The concept of turning patents into vehicles for regulation aims to exploit intellectual property law as a tool for democratic oversight. This work integrates both the dystopia surrounding technology and the utopia of its participatory governance with flowcharts of patents taking the form of documentary and protest art. With this problematizing piece, Cirio exposed evidence of social manipulation and questioned the ethical, legal, and economic structures of such technological apparatuses. In the exhibition, the public confronts large-scale compositions with hundreds of images of flowcharts that abstractly invoke the complexity and magnitude of such uncanny plans to program people.
Credits
Foto: Paolo Cirio
Paolo Cirio (IT) has exhibited in museums and art institutions worldwide. He shows his research and intervention-based works through prints, installations, videos, and public art. Paolo Cirio works with legal, economic, and cultural systems of the information society. He investigates social fields impacted by the Internet, such as privacy, democracy, finance, and intellectual property. He shows his research and intervention-based works through artifacts, photos, installations, videos, and public art. Cirio’s art considers how society is affected by the control over information. It embodies the contradictions, ethics, conflicts, and potentials inherent to the social complexity of information society through a critical and proactive approach. Paolo Cirio examines the ethics and aesthetics of working with online piracy, data breach, identity theft, privacy, fake news, algorithms, and hacking.
Jury Statement
Paolo Cirio offers a strong artistic provocation that serves as an urgent call for action to challenge tech monopolies and regain democratic accountability over algorithms.

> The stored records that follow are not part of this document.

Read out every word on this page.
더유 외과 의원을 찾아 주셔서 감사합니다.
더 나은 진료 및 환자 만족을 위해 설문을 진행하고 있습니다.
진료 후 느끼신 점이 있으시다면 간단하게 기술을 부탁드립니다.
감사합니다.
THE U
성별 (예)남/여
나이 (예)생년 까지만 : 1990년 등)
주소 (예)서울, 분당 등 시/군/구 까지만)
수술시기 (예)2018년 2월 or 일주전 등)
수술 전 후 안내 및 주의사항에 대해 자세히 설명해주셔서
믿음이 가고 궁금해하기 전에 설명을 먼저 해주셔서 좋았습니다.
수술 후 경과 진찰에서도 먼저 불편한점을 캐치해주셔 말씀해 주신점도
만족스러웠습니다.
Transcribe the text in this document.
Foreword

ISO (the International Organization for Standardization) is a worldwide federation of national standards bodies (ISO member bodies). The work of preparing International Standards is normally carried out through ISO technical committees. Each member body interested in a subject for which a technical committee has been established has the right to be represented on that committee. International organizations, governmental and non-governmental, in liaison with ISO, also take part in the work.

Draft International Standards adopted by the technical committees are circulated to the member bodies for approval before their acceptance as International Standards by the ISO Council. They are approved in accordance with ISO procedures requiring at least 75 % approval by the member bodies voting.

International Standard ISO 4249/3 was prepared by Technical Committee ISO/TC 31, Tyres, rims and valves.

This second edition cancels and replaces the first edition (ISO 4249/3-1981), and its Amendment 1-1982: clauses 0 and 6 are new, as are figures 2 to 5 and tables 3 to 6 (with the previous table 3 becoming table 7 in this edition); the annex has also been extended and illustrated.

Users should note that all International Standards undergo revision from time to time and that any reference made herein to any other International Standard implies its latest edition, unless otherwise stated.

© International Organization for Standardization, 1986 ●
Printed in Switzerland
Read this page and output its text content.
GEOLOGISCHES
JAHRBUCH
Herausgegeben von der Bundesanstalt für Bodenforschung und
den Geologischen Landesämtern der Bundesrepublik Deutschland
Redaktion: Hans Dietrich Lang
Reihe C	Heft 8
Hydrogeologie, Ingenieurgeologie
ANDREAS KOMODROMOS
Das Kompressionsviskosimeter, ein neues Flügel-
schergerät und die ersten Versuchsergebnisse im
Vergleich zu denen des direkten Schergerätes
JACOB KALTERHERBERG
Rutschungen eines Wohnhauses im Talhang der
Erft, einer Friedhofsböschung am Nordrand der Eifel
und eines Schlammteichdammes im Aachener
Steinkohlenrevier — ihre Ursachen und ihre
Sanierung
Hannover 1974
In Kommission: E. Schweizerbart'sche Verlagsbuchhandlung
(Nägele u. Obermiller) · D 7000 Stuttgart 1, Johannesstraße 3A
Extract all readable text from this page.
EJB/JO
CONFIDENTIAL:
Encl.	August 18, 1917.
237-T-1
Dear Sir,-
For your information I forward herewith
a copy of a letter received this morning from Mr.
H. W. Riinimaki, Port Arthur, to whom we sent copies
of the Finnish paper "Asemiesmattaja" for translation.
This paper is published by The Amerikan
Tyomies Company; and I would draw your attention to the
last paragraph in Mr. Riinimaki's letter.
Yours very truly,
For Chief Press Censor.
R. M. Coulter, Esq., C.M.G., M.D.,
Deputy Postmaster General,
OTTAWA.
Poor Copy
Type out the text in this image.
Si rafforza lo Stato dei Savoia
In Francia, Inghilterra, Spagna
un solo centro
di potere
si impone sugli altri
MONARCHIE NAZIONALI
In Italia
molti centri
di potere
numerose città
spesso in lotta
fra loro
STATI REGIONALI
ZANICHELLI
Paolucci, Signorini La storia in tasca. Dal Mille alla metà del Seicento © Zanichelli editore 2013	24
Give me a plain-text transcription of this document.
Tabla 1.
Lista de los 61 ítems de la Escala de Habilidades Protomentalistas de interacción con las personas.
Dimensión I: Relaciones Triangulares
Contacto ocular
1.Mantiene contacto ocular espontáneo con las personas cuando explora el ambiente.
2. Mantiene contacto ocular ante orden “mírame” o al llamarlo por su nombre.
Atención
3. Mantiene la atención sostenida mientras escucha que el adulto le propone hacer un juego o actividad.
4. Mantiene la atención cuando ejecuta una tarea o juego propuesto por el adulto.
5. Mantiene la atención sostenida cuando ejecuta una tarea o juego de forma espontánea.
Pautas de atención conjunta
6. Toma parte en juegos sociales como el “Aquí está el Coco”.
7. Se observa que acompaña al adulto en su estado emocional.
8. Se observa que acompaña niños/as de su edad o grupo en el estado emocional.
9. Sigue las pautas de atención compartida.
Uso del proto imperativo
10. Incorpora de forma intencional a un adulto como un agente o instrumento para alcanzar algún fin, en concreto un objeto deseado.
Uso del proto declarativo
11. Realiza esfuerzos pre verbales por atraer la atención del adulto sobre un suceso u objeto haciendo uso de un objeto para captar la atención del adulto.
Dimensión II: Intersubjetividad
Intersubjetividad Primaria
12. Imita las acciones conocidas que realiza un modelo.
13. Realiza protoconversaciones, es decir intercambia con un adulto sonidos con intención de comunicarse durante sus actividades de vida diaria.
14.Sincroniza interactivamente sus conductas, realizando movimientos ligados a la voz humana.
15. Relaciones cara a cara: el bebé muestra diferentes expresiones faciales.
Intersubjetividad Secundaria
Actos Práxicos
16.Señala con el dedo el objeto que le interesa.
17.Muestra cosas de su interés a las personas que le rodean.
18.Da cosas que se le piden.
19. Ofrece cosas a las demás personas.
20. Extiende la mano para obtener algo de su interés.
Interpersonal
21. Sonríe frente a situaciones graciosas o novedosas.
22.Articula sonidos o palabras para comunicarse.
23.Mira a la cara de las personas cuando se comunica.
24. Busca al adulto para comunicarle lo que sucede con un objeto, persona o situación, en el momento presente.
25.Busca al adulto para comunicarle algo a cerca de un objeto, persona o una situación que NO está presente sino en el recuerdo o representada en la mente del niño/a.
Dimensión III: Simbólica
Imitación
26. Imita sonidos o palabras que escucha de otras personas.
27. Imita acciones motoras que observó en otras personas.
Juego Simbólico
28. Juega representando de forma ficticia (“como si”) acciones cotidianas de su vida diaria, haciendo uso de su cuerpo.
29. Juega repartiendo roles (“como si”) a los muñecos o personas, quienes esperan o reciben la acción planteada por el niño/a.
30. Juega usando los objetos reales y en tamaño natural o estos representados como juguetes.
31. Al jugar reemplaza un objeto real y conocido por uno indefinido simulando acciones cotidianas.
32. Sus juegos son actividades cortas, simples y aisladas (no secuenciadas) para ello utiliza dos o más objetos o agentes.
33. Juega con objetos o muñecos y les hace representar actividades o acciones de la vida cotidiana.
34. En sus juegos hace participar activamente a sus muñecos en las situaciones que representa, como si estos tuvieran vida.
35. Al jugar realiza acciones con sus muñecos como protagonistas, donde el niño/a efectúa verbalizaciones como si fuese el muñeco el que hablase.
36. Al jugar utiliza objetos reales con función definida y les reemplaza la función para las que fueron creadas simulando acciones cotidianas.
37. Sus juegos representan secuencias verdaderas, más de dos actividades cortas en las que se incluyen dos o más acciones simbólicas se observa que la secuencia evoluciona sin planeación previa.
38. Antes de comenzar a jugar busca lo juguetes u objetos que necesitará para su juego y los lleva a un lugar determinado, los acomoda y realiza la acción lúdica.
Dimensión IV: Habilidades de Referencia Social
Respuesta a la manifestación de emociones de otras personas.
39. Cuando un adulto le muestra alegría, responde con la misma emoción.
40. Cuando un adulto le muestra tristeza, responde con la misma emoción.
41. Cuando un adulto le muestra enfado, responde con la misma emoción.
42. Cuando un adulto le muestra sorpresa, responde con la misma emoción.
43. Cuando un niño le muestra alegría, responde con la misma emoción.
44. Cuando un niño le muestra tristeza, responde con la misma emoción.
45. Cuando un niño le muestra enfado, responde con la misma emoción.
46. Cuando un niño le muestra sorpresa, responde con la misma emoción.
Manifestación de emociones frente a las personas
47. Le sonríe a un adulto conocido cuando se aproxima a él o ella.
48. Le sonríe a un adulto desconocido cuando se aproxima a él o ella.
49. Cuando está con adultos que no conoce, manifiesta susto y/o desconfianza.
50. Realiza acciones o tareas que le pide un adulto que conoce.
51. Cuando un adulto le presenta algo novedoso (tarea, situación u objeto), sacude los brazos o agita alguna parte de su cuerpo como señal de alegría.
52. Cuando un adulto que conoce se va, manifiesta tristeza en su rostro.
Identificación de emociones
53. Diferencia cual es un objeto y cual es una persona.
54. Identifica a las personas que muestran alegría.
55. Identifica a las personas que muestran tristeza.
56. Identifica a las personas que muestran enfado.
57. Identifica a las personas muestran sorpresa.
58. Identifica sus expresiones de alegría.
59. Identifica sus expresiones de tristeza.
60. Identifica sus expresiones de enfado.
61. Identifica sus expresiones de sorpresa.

With Sociality, he inquires how new internet technologies impact our human psyche and behavior. By coding a scraper to download large volumes of patent data from Google, he depicts the new reality of surveillance capitalism. The 20,000 social media and Big Tech patents featured in Sociality deal with technologies firmly entrenched in the cultural zeitgeist.
This is a powerful artistic manifesto for a more ethical use of technology that subverts intellectual property laws in the interest of the collective intelligence of people that in the first place created the knowledge and data continuously harnessed and extracted in social media platforms. It provides a trajectory for a digital future where it is possible to regulate technology and put it at the service of society. It suggests that we embrace a third way between Big Tech surveillance capitalism and Big State centralized control: a people-first digital future based on democratic control and collective accountability that can be championed by Europe.